All patients were stratified by cisplatin eligibility (eligible vs ineligible), PD-L1 expression (low [combined positive score (CPS) <10] vs high [CPS ≥10]), liver metastases (present vs absent), age (<65 vs ≥65 years), region (North America vs Europe vs rest of world), sex (female vs male), race (White vs other), ECOG performance status at baseline (0 vs 1 to 2), metastases (visceral vs lymph node only), primary disease site of origin (upper tract vs lower tract), and renal function (normal vs mild vs moderate vs severe).
Previous findings from the primary analysis showed a PFS advantage with the combination in cisplatin-eligible (HR, 0.48; 95% CI, 0.38-0.62) and ineligible (HR, 0.43; 95% CI, 0.33-0.55), as well as PD-L1–high (HR, 0.42; 95% CI, 0.33-0.53) and PD-L1–low (HR, 0.50; 95% CI, 0.38-0.65) subgroups. Similar results were seen in patients with (HR, 0.53; 95% CI, 0.38-0.76) and without (HR, 0.43; 95% CI, 0.35-0.52) liver metastases.
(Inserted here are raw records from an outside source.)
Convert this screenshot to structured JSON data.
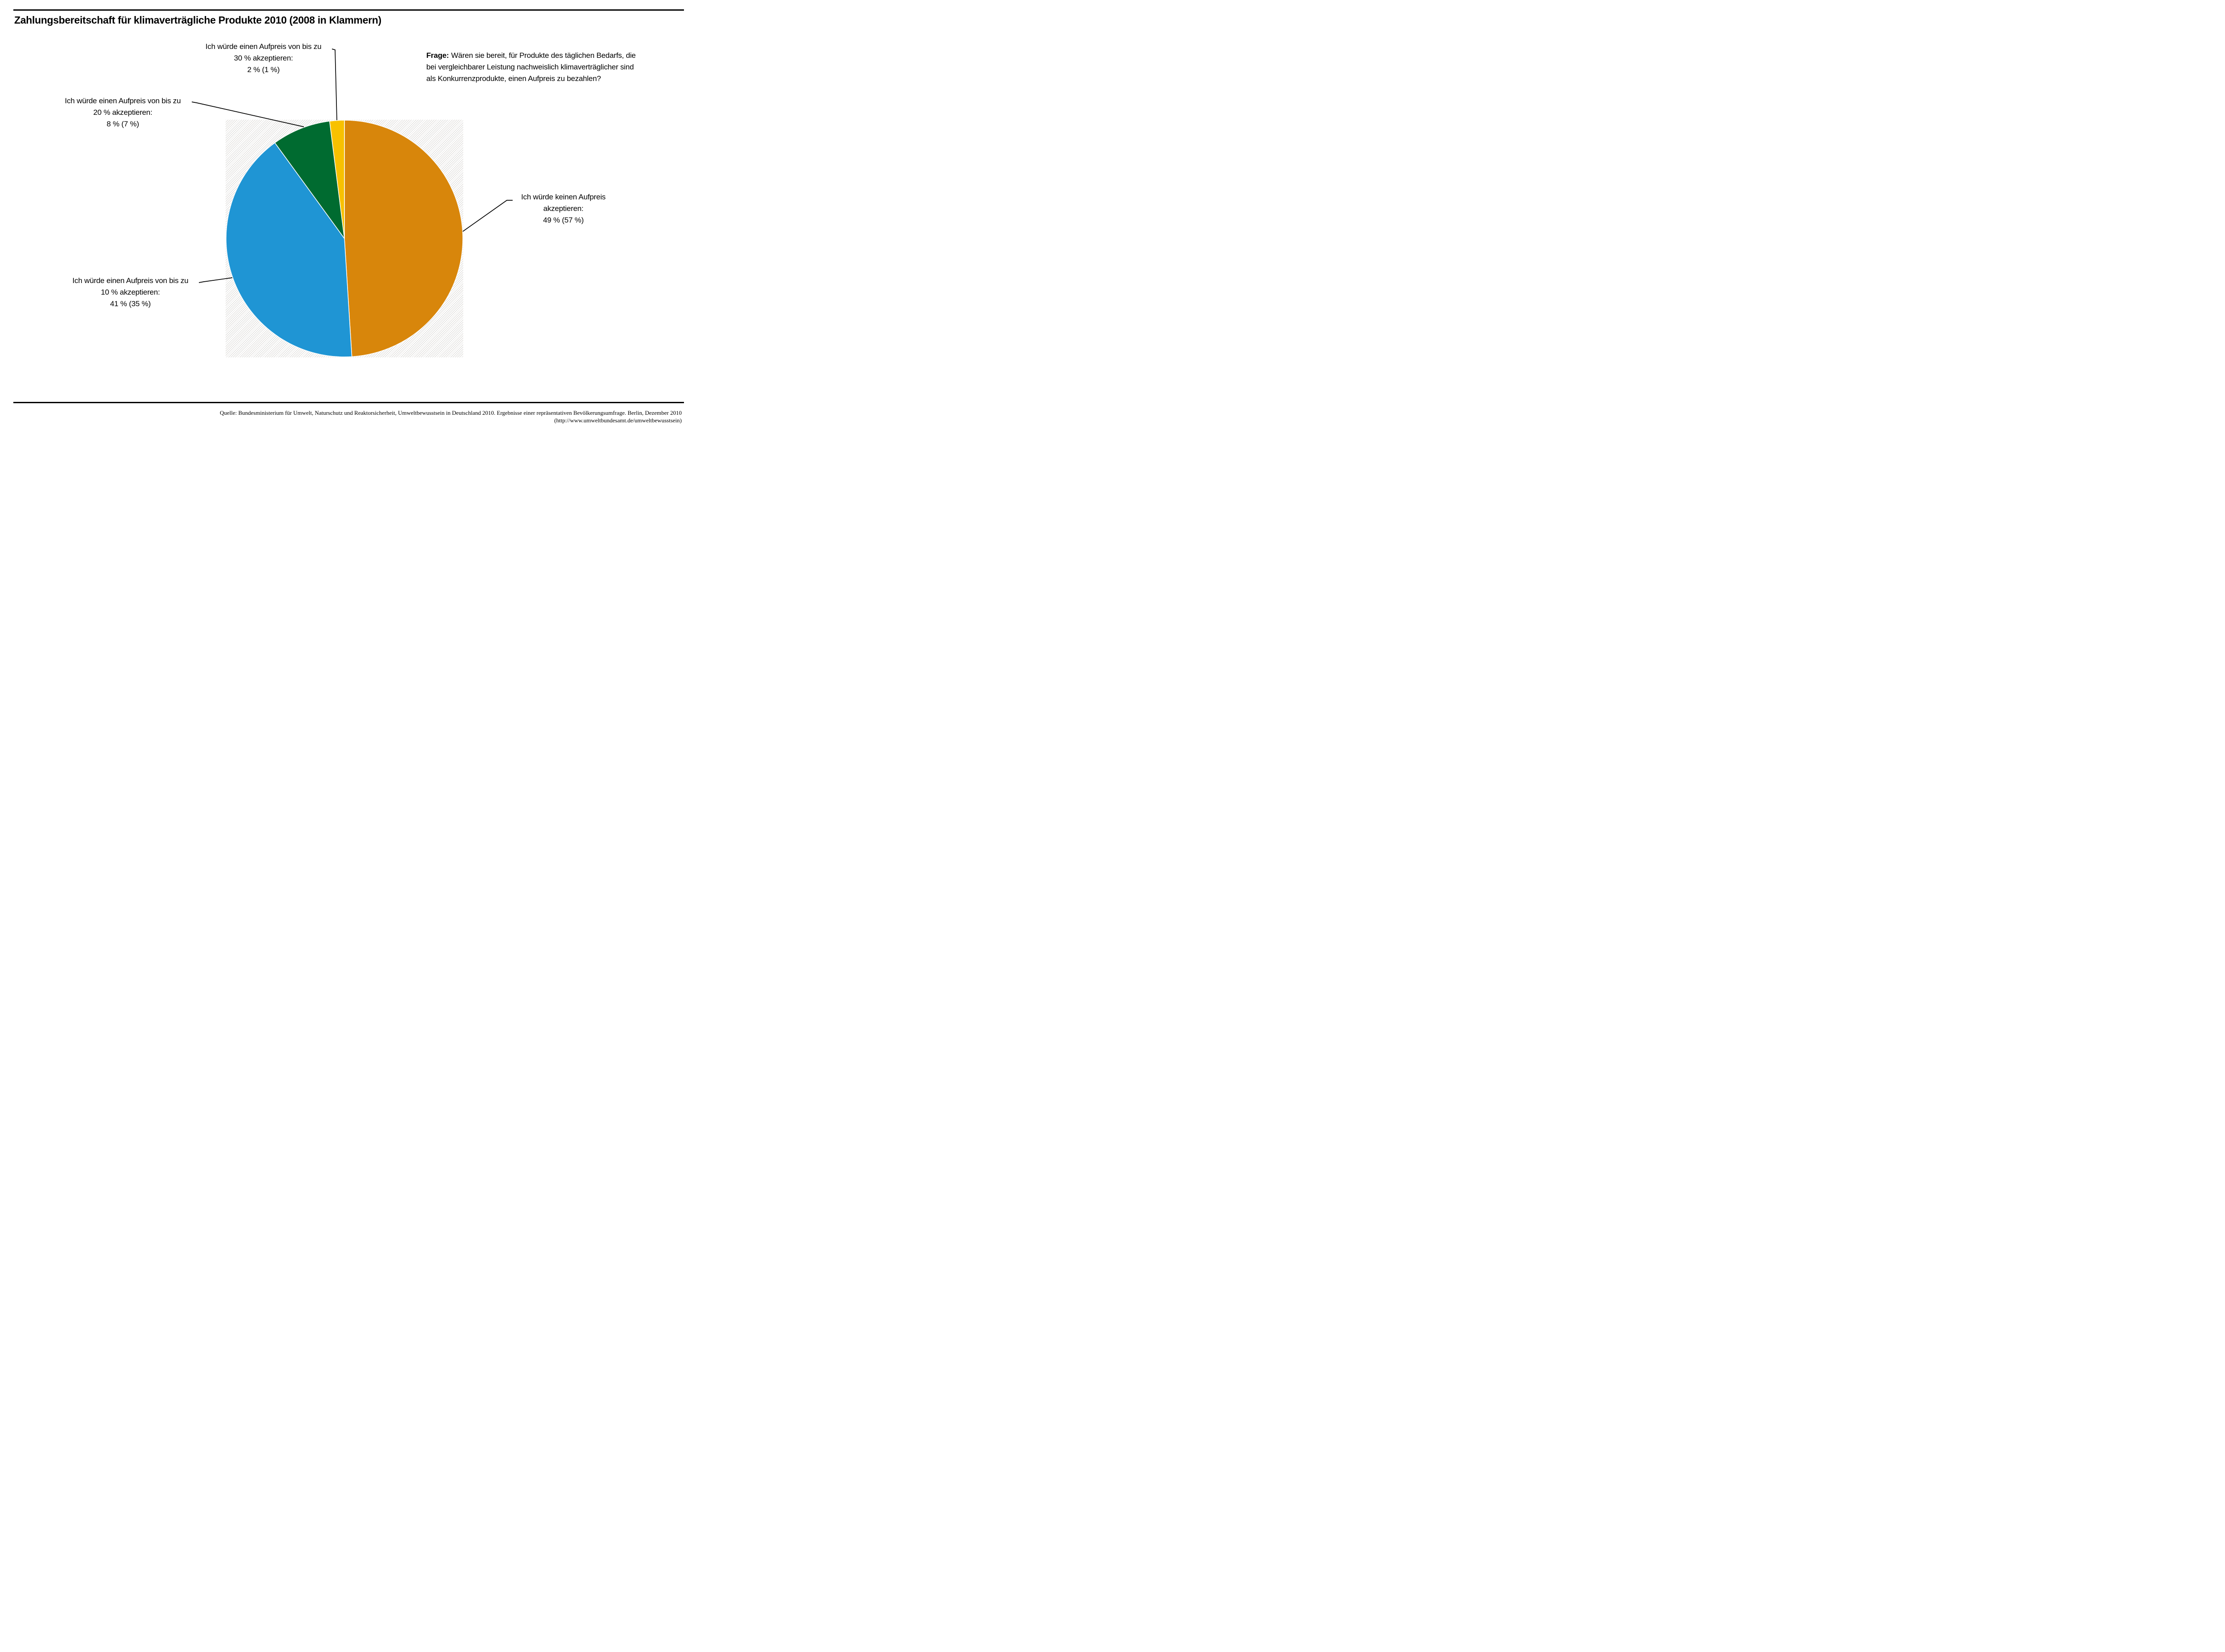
{
  "title": "Zahlungsbereitschaft für klimaverträgliche Produkte 2010 (2008 in Klammern)",
  "question": {
    "prefix": "Frage:",
    "lines": [
      "Wären sie bereit, für Produkte des täglichen Bedarfs, die",
      "bei vergleichbarer Leistung nachweislich klimaverträglicher sind",
      "als Konkurrenzprodukte, einen Aufpreis zu bezahlen?"
    ]
  },
  "source": {
    "line1": "Quelle: Bundesministerium für Umwelt, Naturschutz und Reaktorsicherheit, Umweltbewusstsein in Deutschland 2010. Ergebnisse einer repräsentativen Bevölkerungsumfrage. Berlin, Dezember 2010",
    "line2": "(http://www.umweltbundesamt.de/umweltbewusstsein)"
  },
  "chart_data": {
    "type": "pie",
    "title": "Zahlungsbereitschaft für klimaverträgliche Produkte 2010 (2008 in Klammern)",
    "unit": "%",
    "year_main": "2010",
    "year_in_parentheses": "2008",
    "start_angle_deg": -90,
    "direction": "clockwise",
    "legend_position": "callout-labels",
    "grid": false,
    "segments": [
      {
        "id": "kein-aufpreis",
        "label_lines": [
          "Ich würde keinen Aufpreis",
          "akzeptieren:",
          "49 % (57 %)"
        ],
        "value_2010": 49,
        "value_2008": 57,
        "color": "#D8860B"
      },
      {
        "id": "bis-10-prozent",
        "label_lines": [
          "Ich würde einen Aufpreis von bis zu",
          "10 % akzeptieren:",
          "41 % (35 %)"
        ],
        "value_2010": 41,
        "value_2008": 35,
        "color": "#1F95D4"
      },
      {
        "id": "bis-20-prozent",
        "label_lines": [
          "Ich würde einen Aufpreis von bis zu",
          "20 % akzeptieren:",
          "8 % (7 %)"
        ],
        "value_2010": 8,
        "value_2008": 7,
        "color": "#006B30"
      },
      {
        "id": "bis-30-prozent",
        "label_lines": [
          "Ich würde einen Aufpreis von bis zu",
          "30 % akzeptieren:",
          "2 % (1 %)"
        ],
        "value_2010": 2,
        "value_2008": 1,
        "color": "#F8C100"
      }
    ]
  }
}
Earlier findings also showed an OS advantage with the combination in cisplatin-eligible (HR, 0.53; 95% CI, 0.39-0.72) and ineligible (HR, 0.43; 95% CI, 0.31-0.59), as well as PD-L1–high (HR, 0.49; 95% CI, 0.37-0.66) and PD-L1–low (HR, 0.44; 95% CI, 0.31-0.61) subgroups. Additionally, the presence of liver metastases did not seem to affect the magnitude of OS benefit seen with the combination (with: HR, 0.47; 95% CI, 0.32-0.71; without: HR, 0.47; 95% CI, 0.36-0.61).
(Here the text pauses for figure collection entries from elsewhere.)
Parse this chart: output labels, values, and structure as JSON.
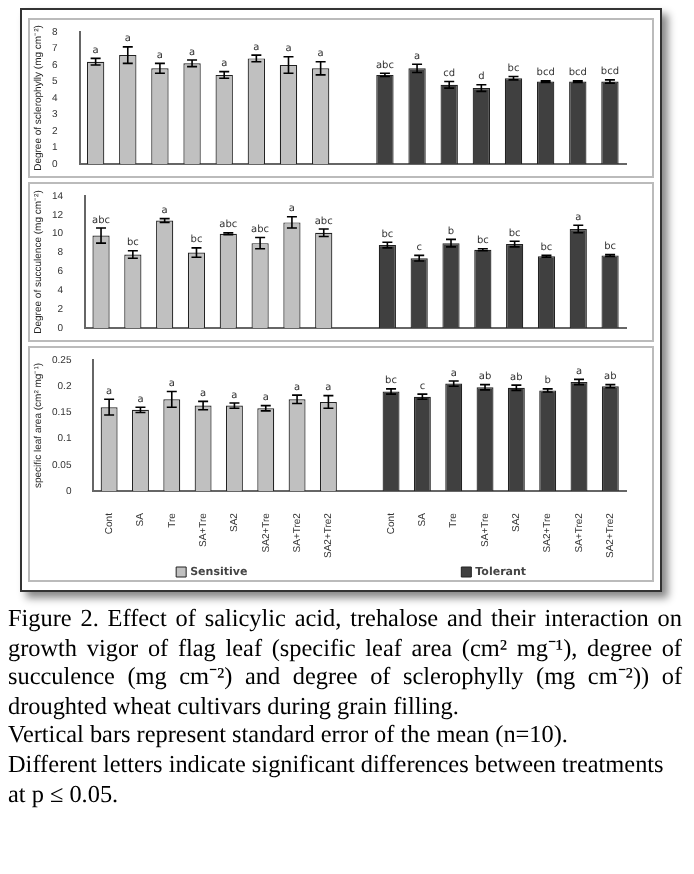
{
  "chart_data": [
    {
      "type": "bar",
      "ylabel": "Degree of sclerophylly (mg cm⁻²)",
      "categories": [
        null,
        null,
        null,
        null,
        null,
        null,
        null,
        null,
        null,
        null,
        null,
        null,
        null,
        null,
        null,
        null,
        null
      ],
      "ylim": [
        0,
        8
      ],
      "yticks": [
        0,
        1,
        2,
        3,
        4,
        5,
        6,
        7,
        8
      ],
      "grid": false,
      "tick_labels": "y",
      "series": [
        {
          "color": "#c0c0c0",
          "values": [
            6.2,
            6.6,
            5.8,
            6.1,
            5.4,
            6.4,
            6.0,
            5.8,
            null,
            null,
            null,
            null,
            null,
            null,
            null,
            null,
            null
          ],
          "errors": [
            0.2,
            0.5,
            0.3,
            0.2,
            0.2,
            0.2,
            0.5,
            0.4,
            null,
            null,
            null,
            null,
            null,
            null,
            null,
            null,
            null
          ],
          "value_labels": [
            "a",
            "a",
            "a",
            "a",
            "a",
            "a",
            "a",
            "a",
            null,
            null,
            null,
            null,
            null,
            null,
            null,
            null,
            null
          ]
        },
        {
          "color": "#404040",
          "values": [
            null,
            null,
            null,
            null,
            null,
            null,
            null,
            null,
            null,
            5.4,
            5.8,
            4.8,
            4.6,
            5.2,
            5.0,
            5.0,
            5.0
          ],
          "errors": [
            null,
            null,
            null,
            null,
            null,
            null,
            null,
            null,
            null,
            0.1,
            0.25,
            0.2,
            0.2,
            0.1,
            0.05,
            0.05,
            0.1
          ],
          "value_labels": [
            null,
            null,
            null,
            null,
            null,
            null,
            null,
            null,
            null,
            "abc",
            "a",
            "cd",
            "d",
            "bc",
            "bcd",
            "bcd",
            "bcd"
          ]
        }
      ]
    },
    {
      "type": "bar",
      "ylabel": "Degree of succulence (mg cm⁻²)",
      "categories": [
        null,
        null,
        null,
        null,
        null,
        null,
        null,
        null,
        null,
        null,
        null,
        null,
        null,
        null,
        null,
        null,
        null
      ],
      "ylim": [
        0,
        14
      ],
      "yticks": [
        0,
        2,
        4,
        6,
        8,
        10,
        12,
        14
      ],
      "grid": false,
      "tick_labels": "y",
      "series": [
        {
          "color": "#c0c0c0",
          "values": [
            9.8,
            7.8,
            11.4,
            8.0,
            10.0,
            9.0,
            11.2,
            10.1,
            null,
            null,
            null,
            null,
            null,
            null,
            null,
            null,
            null
          ],
          "errors": [
            0.8,
            0.4,
            0.2,
            0.5,
            0.1,
            0.6,
            0.6,
            0.4,
            null,
            null,
            null,
            null,
            null,
            null,
            null,
            null,
            null
          ],
          "value_labels": [
            "abc",
            "bc",
            "a",
            "bc",
            "abc",
            "abc",
            "a",
            "abc",
            null,
            null,
            null,
            null,
            null,
            null,
            null,
            null,
            null
          ]
        },
        {
          "color": "#404040",
          "values": [
            null,
            null,
            null,
            null,
            null,
            null,
            null,
            null,
            null,
            8.8,
            7.4,
            9.0,
            8.3,
            8.9,
            7.6,
            10.5,
            7.7
          ],
          "errors": [
            null,
            null,
            null,
            null,
            null,
            null,
            null,
            null,
            null,
            0.3,
            0.3,
            0.4,
            0.1,
            0.3,
            0.1,
            0.4,
            0.1
          ],
          "value_labels": [
            null,
            null,
            null,
            null,
            null,
            null,
            null,
            null,
            null,
            "bc",
            "c",
            "b",
            "bc",
            "bc",
            "bc",
            "a",
            "bc"
          ]
        }
      ]
    },
    {
      "type": "bar",
      "ylabel": "specific leaf area (cm² mg⁻¹)",
      "categories": [
        "Cont",
        "SA",
        "Tre",
        "SA+Tre",
        "SA2",
        "SA2+Tre",
        "SA+Tre2",
        "SA2+Tre2",
        null,
        "Cont",
        "SA",
        "Tre",
        "SA+Tre",
        "SA2",
        "SA2+Tre",
        "SA+Tre2",
        "SA2+Tre2"
      ],
      "ylim": [
        0,
        0.25
      ],
      "yticks": [
        0,
        0.05,
        0.1,
        0.15,
        0.2,
        0.25
      ],
      "grid": false,
      "legend": "bottom",
      "series": [
        {
          "name": "Sensitive",
          "color": "#c0c0c0",
          "values": [
            0.16,
            0.155,
            0.175,
            0.163,
            0.163,
            0.158,
            0.175,
            0.17,
            null,
            null,
            null,
            null,
            null,
            null,
            null,
            null,
            null
          ],
          "errors": [
            0.015,
            0.005,
            0.015,
            0.008,
            0.005,
            0.005,
            0.008,
            0.012,
            null,
            null,
            null,
            null,
            null,
            null,
            null,
            null,
            null
          ],
          "value_labels": [
            "a",
            "a",
            "a",
            "a",
            "a",
            "a",
            "a",
            "a",
            null,
            null,
            null,
            null,
            null,
            null,
            null,
            null,
            null
          ]
        },
        {
          "name": "Tolerant",
          "color": "#404040",
          "values": [
            null,
            null,
            null,
            null,
            null,
            null,
            null,
            null,
            null,
            0.19,
            0.18,
            0.205,
            0.198,
            0.197,
            0.192,
            0.208,
            0.2
          ],
          "errors": [
            null,
            null,
            null,
            null,
            null,
            null,
            null,
            null,
            null,
            0.005,
            0.005,
            0.005,
            0.005,
            0.005,
            0.003,
            0.005,
            0.003
          ],
          "value_labels": [
            null,
            null,
            null,
            null,
            null,
            null,
            null,
            null,
            null,
            "bc",
            "c",
            "a",
            "ab",
            "ab",
            "b",
            "a",
            "ab"
          ]
        }
      ],
      "annotations": [
        "Figure 2. Effect of salicylic acid, trehalose and their interaction on growth vigor of flag leaf (specific leaf area (cm² mg⁻¹), degree of succulence (mg cm⁻²) and degree of sclerophylly (mg cm⁻²)) of droughted wheat cultivars during grain filling.",
        "Vertical bars represent standard error of the mean (n=10).",
        "Different letters indicate significant differences between treatments at p ≤ 0.05."
      ]
    }
  ]
}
Additional findings from the current analysis showed that consistent with the primary analysis, which showed an ORR of 67.7% with the combination vs 44.4% with chemotherapy, patients in all prespecified subgroups experienced superior response rates with the combination, surpassing at least 60% in all cases.
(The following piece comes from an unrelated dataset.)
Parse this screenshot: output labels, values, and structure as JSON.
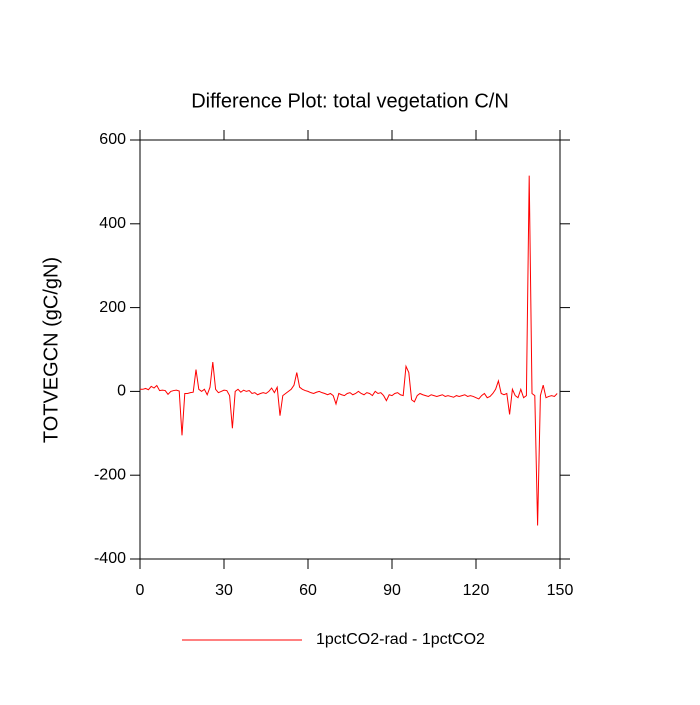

In cisplatin-eligible patients, the ORR was 70.8% with the combination vs 53.0% with chemotherapy (absolute difference, 17.8%; 95% CI, 9.1%-26.2%). In cisplatin-ineligible patients, the ORRs were 63.9% vs 34.9% (absolute difference, 29.0%; 95% CI, 19.4%-38.0%). In the PD-L1–low subgroup, the ORRs were 63.3% vs 41.0% (absolute difference, 22.3%; 95% CI, 12.1%-32.1%). In the PD-L1–high subgroup, the ORRs were 71.1% vs 46.6% (absolute difference, 24.5%; 95% CI, 16.0%-32.6%). Patients with liver metastases experienced ORRs of 60.0% vs 41.4% (absolute difference, 18.6%; 95% CI, 4.7%-31.8%). Patients without liver metastases had ORRs of 70.0% vs 45.3% (absolute difference, 24.7%; 95% CI, 17.4%-31.8%). Regarding metastatic disease site, patients with visceral metastases experienced ORRs of 64.1% vs 39.6% (absolute difference, 24.5%; 95% CI, 16.8%-31.9%). Patients with lymph node–only disease had ORRs of 77.5% vs 53.4% (absolute difference, 24.1%; 95% CI, 11.1%-36.3%).
The toxicity profile of the doublet was found to be generally manageable. No new safety signals were observed. Grade 3 or greater events were reported in 56% of patients who received enfortumab vedotin plus pembrolizumab vs 70% of those given chemotherapy.
The most common treatment-related adverse effects (TRAEs) reported in the enfortumab vedotin/pembrolizumab arm (n = 440) included peripheral sensory neuropathy (any grade, 50.0%; grade ≥3, 3.6%), pruritus (39.8%; 1.1%), alopecia (33.2%; 0.5%), maculopapular rash (32.7%; 7.7%), fatigue (29.3%; 3.0%), diarrhea (27.5%; 3.6%), decreased appetite (26.8%; 1.1%), nausea (20.2%; 1.1%), anemia (13.9%; 3.4%), neutropenia (9.1%; 4.8%), and thrombocytopenia (3.4%; 5.0%).
In the enfortumab vedotin/pembrolizumab arm, 4 TRAEs led to death: asthenia, diarrhea, immune-mediated lung disease, and multiple organ dysfunction syndrome. In the chemotherapy arm, 4 TRAEs resulted in death: febrile neutropenia, myocardial infarction, neutropenic sepsis, and sepsis.